Whiteness of the skin is fabricated in films by the application of thick make-up causing the actress to sweat profusely and feel uncomfortable (Performing Whiteness 4). The white beauty is accentuated by wearing of white dress by the main female character as in the movie King Kong (1993), and also by the expert manipulation of lighting (Performing Whiteness 8). Projection of whiteness as the ideal beauty has influenced other non-white cultural groups that many Asians, both male and female, willingly submit themselves to cosmetic doctors in an attempt to make their skin whiter. No less than the pop music icon Michael Jackson underwent a series of procedures to transform his physical looks into the ideal “white beauty” promoted by the white race. Jackson’s facial features and nose were altered to approximate those of the white people.
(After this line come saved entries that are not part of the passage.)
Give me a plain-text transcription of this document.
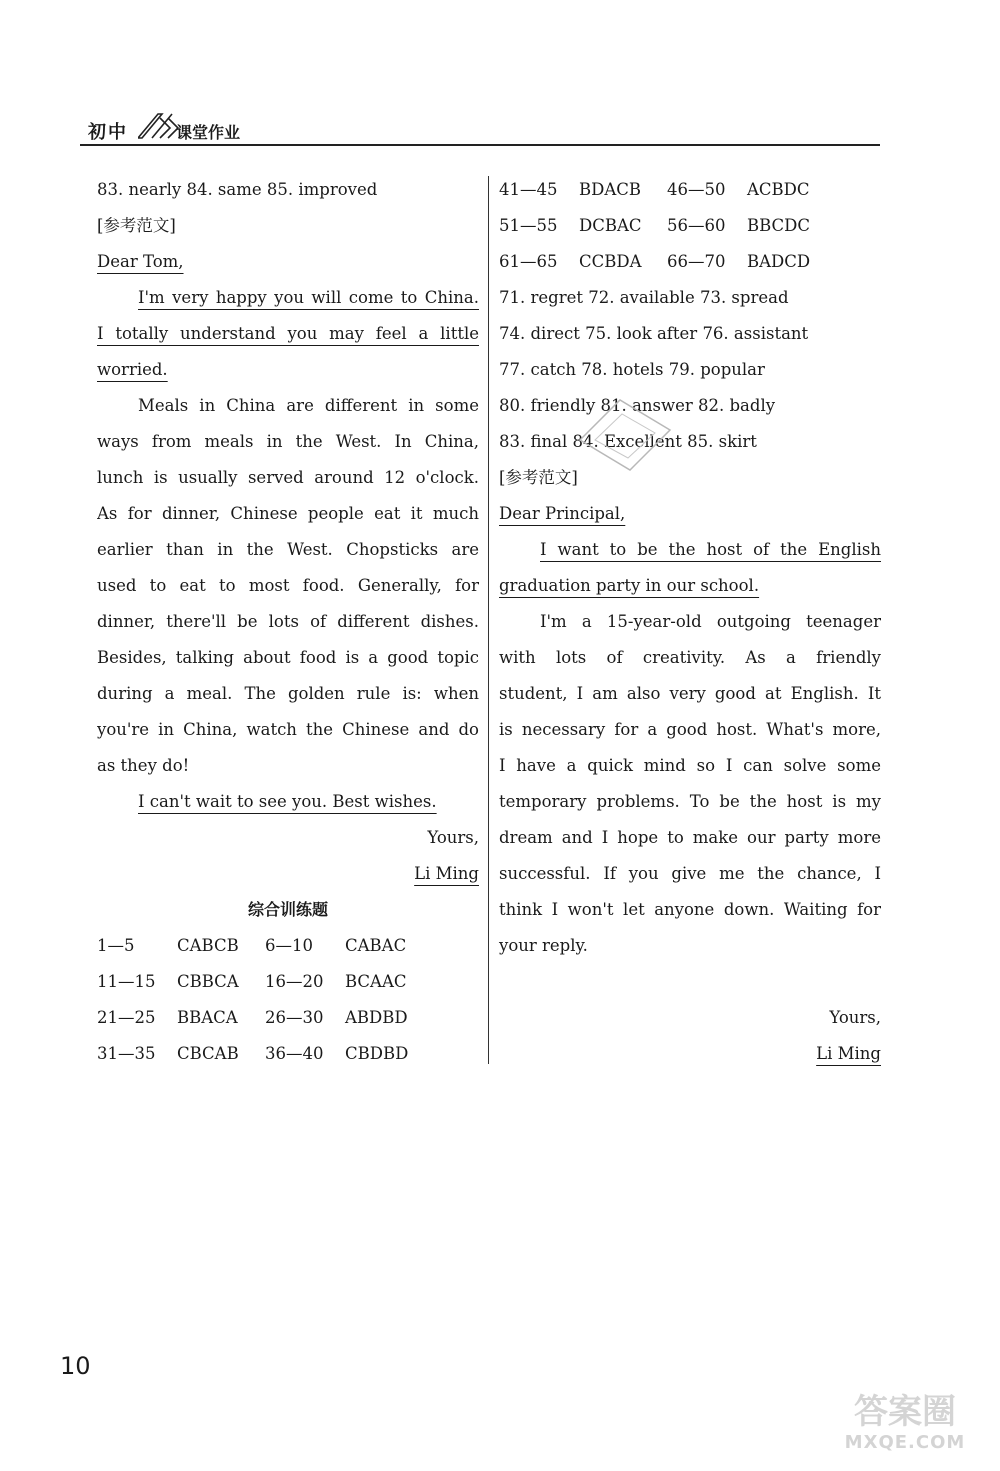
初中	课堂作业
83. nearly 84. same 85. improved
[参考范文]
Dear Tom,
I'm very happy you will come to China.
I totally understand you may feel a little
worried.
Meals in China are different in some
ways from meals in the West. In China,
lunch is usually served around 12 o'clock.
As for dinner, Chinese people eat it much
earlier than in the West. Chopsticks are
used to eat to most food. Generally, for
dinner, there'll be lots of different dishes.
Besides, talking about food is a good topic
during a meal. The golden rule is: when
you're in China, watch the Chinese and do
as they do!
I can't wait to see you. Best wishes.
Yours,
Li Ming
综合训练题
1—5	CABCB 6—10 CABAC
11—15 CBBCA 16—20 BCAAC
21—25 BBACA 26—30 ABDBD
31—35 CBCAB 36—40 CBDBD
41—45 BDACB 46—50 ACBDC
51—55 DCBAC 56—60 BBCDC
61—65 CCBDA 66—70 BADCD
71. regret 72. available 73. spread
74. direct 75. look after 76. assistant
77. catch 78. hotels 79. popular
80. friendly 81. answer 82. badly
83. final 84. Excellent 85. skirt
[参考范文]
Dear Principal,
I want to be the host of the English
graduation party in our school.
I'm a 15-year-old outgoing teenager
with lots of creativity. As a friendly
student, I am also very good at English. It
is necessary for a good host. What's more,
I have a quick mind so I can solve some
temporary problems. To be the host is my
dream and I hope to make our party more
successful. If you give me the chance, I
think I won't let anyone down. Waiting for
your reply.
Yours,
Li Ming
10
答案圈
MXQE.COM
The white people are also stereotyped as the savior of humanity, whether in science fiction or fantasy films. The films Spiderman or Superman series portray the white American as the hero to save mankind from the malicious and evil elements on earth and from other planets. In movies that show colonization of other lands, it is insinuated that they colonize the black or colored people to uplift their plight or modernize their “primitive” way of life. The way of life of the white race is far superior to other races. Colonization then is justified as a tool to educate the colonized people and control them in the end. It is also portrayed that the lifestyle of the upper class white people is the proper norm (Johnson and Roediger 209 cited in Brayton 63). This notion has been inculcated upon the minds of many people from other countries who made it their quest to pursue the American dream and lifestyle as seen in movies.
The supremacy of the white race has been continually projected in the movies, either in the aspect of ideal beauty, appropriate way of life, or as savior of humanity. This has affected the consumer habits of people from other countries. They would buy whitening creams and medications to make their skin whiter just like the white actresses or actors they see in movies. It is ironic that many white people would expose their skin in long hours under the sun to get a tan skin. Also, many white people do not have the white complexion as portrayed in movies since the projected image on the screen is already masked by make-up, lighting and other cinematic effects.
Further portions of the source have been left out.